なお、本発明は上述した実施形態に限定されることはなく、例えば燃料電池がSOFCに、そして、内燃機関がMGTに限定されないなど、その要旨を逸脱しない範囲内において適宜変更することができる。
10 SOFC(固体酸化物形燃料電池)
11 SOFCカートリッジ
12 セルスタック
13 発電室
14 燃料ガス供給室
15 燃料ガス排出室
16 酸化性ガス供給室
17 酸化性ガス排出室
20 燃料供給系
21 都市ガス(燃料ガス)供給ライン
22 窒素ガス供給ライン
23 水蒸気供給ライン
26 燃料ガス排出系
26a 排燃料ライン
26b 再循環ライン
26c 排燃料供給ライン
27,29 流量調整弁
28 排燃料ブロワ
30 温度センサー
31 間隙部
32 燃料供給配管
33 供給燃料制御弁
34 燃料供給枝管
35 インバータ
40 制御部
50 MGT(マイクロガスタービン)
51 圧縮機
52 燃焼器
53 タービン
60 煙突
70 酸化性ガス供給系
72 酸化性ガス供給配管
73 供給酸化性ガス供給弁
74 酸化性ガス供給枝管
SU SOFCユニット
Claims (5)
- 複数のカートリッジを備える複数の燃料電池ユニットにより構成され、前記燃料電池ユニットから排出されたガスの少なくとも一部を内燃機関へ導入し発電を行う複合発電システムの燃料電池であって、
燃料が供給される燃料供給室と、
酸化性ガスが供給される酸化性ガス供給室と、
前記カートリッジ間の間隙部に設置した複数の温度センサーと、
前記温度センサーから検出値の入力を受けるとともに、前記燃料電池ユニットの前記酸化性ガス供給室に供給する前記酸化性ガス流量、及び前記燃料電池ユニットの発電電力値を調整し交流に変換するインバータ出力の少なくとも一つのパラメータを操作する制御部とを備え、
前記制御部は、前記温度センサーで閾値以上の温度を検出した前記燃料電池ユニットの発電室温度を、前記パラメータを操作して燃料電池ユニット単位で低下させる温度制御運転モードを備えていることを特徴とする燃料電池。 - 前記温度センサーは、前記間隙部の発電室中央部付近に各々設置した中央センサーと、前記間隙部の上部及び下部に設置した上部センサー及び下部センサーと、を備えていることを特徴とする請求項1に記載の燃料電池。

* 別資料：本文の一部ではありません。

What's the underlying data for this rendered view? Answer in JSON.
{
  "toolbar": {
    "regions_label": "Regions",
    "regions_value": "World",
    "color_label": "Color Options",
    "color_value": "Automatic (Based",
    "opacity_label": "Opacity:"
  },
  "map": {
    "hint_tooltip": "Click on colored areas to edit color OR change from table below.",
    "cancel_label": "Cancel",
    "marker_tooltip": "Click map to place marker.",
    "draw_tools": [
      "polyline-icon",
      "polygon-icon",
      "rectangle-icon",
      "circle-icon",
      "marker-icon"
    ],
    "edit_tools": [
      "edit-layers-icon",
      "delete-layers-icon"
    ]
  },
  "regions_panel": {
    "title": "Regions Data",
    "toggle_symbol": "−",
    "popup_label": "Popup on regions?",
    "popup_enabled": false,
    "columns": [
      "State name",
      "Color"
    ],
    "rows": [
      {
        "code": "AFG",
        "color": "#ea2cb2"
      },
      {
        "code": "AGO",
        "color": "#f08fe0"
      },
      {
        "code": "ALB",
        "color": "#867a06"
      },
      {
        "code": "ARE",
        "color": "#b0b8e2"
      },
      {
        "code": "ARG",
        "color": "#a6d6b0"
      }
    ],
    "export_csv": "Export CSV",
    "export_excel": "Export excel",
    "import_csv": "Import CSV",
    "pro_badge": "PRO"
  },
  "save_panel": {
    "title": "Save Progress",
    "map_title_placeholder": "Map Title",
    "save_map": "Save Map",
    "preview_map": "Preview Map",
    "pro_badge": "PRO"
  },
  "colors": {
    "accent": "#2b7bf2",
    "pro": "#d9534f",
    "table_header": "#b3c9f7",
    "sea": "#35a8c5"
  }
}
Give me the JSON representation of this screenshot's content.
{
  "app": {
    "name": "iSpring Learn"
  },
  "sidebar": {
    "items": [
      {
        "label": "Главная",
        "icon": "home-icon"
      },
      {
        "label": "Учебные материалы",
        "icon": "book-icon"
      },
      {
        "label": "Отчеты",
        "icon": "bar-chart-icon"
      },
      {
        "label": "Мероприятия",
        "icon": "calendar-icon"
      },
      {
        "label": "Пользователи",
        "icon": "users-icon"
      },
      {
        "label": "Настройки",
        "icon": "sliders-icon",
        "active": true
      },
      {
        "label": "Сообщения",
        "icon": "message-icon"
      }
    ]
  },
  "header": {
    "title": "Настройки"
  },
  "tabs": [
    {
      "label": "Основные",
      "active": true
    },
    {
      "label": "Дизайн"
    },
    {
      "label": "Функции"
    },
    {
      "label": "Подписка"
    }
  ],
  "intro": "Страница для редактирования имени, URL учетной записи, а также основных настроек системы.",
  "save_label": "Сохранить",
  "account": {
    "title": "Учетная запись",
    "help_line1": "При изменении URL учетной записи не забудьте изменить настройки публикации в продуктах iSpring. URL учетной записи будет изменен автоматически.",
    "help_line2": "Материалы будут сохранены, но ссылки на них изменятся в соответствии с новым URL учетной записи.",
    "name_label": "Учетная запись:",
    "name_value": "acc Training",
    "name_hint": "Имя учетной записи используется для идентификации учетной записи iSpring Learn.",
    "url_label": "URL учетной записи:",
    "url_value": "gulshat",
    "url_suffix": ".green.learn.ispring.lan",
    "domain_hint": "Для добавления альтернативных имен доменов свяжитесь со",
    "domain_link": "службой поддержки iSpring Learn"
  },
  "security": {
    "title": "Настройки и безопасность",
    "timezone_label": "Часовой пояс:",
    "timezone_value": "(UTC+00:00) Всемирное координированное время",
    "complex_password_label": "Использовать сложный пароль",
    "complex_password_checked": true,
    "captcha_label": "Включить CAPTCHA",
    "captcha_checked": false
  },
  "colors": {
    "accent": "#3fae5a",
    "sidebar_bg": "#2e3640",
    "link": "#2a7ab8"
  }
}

- 前記温度制御運転モードは、前記温度センサーから前記制御部に入力される温度の中から前記燃料電池ユニットの最高温度検出値を選択する最高温度選出段階と、前記最高温度検出値を予め設定された閾値と比較する閾値比較段階と、前記最高温度検出値が前記閾値以上となった前記燃料電池ユニットの発電室温度を低下させる温度低減運転段階と、を備えていることを特徴とする請求項1または2に記載の燃料電池。

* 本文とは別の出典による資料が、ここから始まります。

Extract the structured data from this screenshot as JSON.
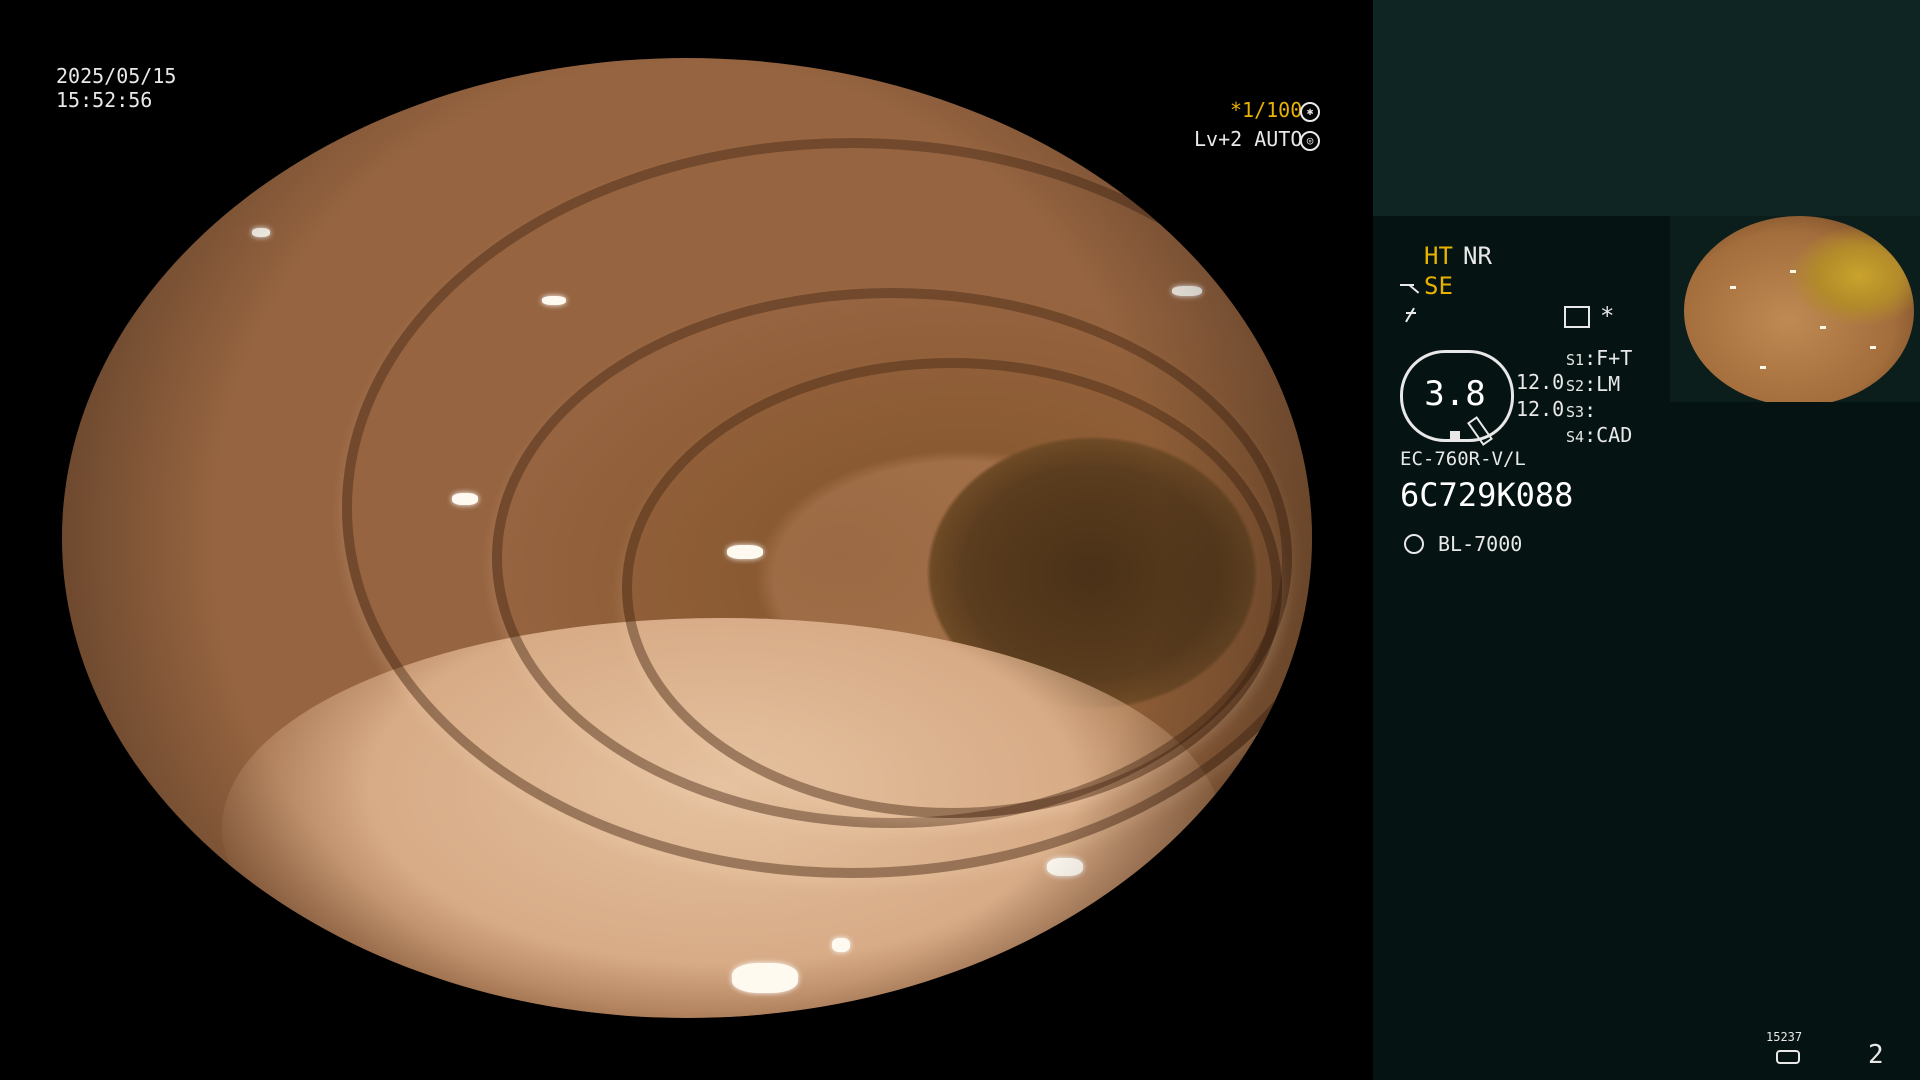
{
  "overlay": {
    "date": "2025/05/15",
    "time": "15:52:56",
    "shutter": "*1/100",
    "shutter_icon": "aperture-icon",
    "level": "Lv+2 AUTO",
    "auto_icon": "iris-icon"
  },
  "panel": {
    "ht": "HT",
    "nr": "NR",
    "se": "SE",
    "gauge_value": "3.8",
    "gain_1": "12.0",
    "gain_2": "12.0",
    "switches": [
      {
        "key": "S1",
        "value": "F+T"
      },
      {
        "key": "S2",
        "value": "LM"
      },
      {
        "key": "S3",
        "value": ""
      },
      {
        "key": "S4",
        "value": "CAD"
      }
    ],
    "scope_model": "EC-760R-V/L",
    "scope_serial": "6C729K088",
    "light_source": "BL-7000",
    "asterisk": "*",
    "counter_small": "15237",
    "page_number": "2"
  },
  "colors": {
    "panel_bg": "#051412",
    "panel_top_bg": "#0e2524",
    "accent_yellow": "#e8b200",
    "osd_text": "#e8e8e8"
  }
}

- 前記温度低減運転段階は、前記酸化性ガス流量を増加させる操作及び前記インバータ出力を低減する操作の中から、少なくとも一つを選択して実施することを特徴とする請求項3に記載の燃料電池。
- 複数のカートリッジを備えている複数の燃料電池ユニットにより構成され、前記燃料電池から排出されたガスの少なくとも一部を内燃機関へ導入し発電を行う複合発電システムに用いられる燃料電池の運転方法であって、
前記カートリッジ間の間隙部に設置された複数の温度センサーの検出値に基づいて、前記燃料電池ユニットの中から発電室温度が閾値以上の対象ユニットを特定し、
前記対象ユニットに供給する酸化性ガス流量を増加させる操作及び前記燃料電池ユニットの発電電力値を調整し交流に変換するインバータ出力を低減する操作の中から少なくとも一つを選択して発電室温度を低下させることを特徴とする燃料電池の運転方法。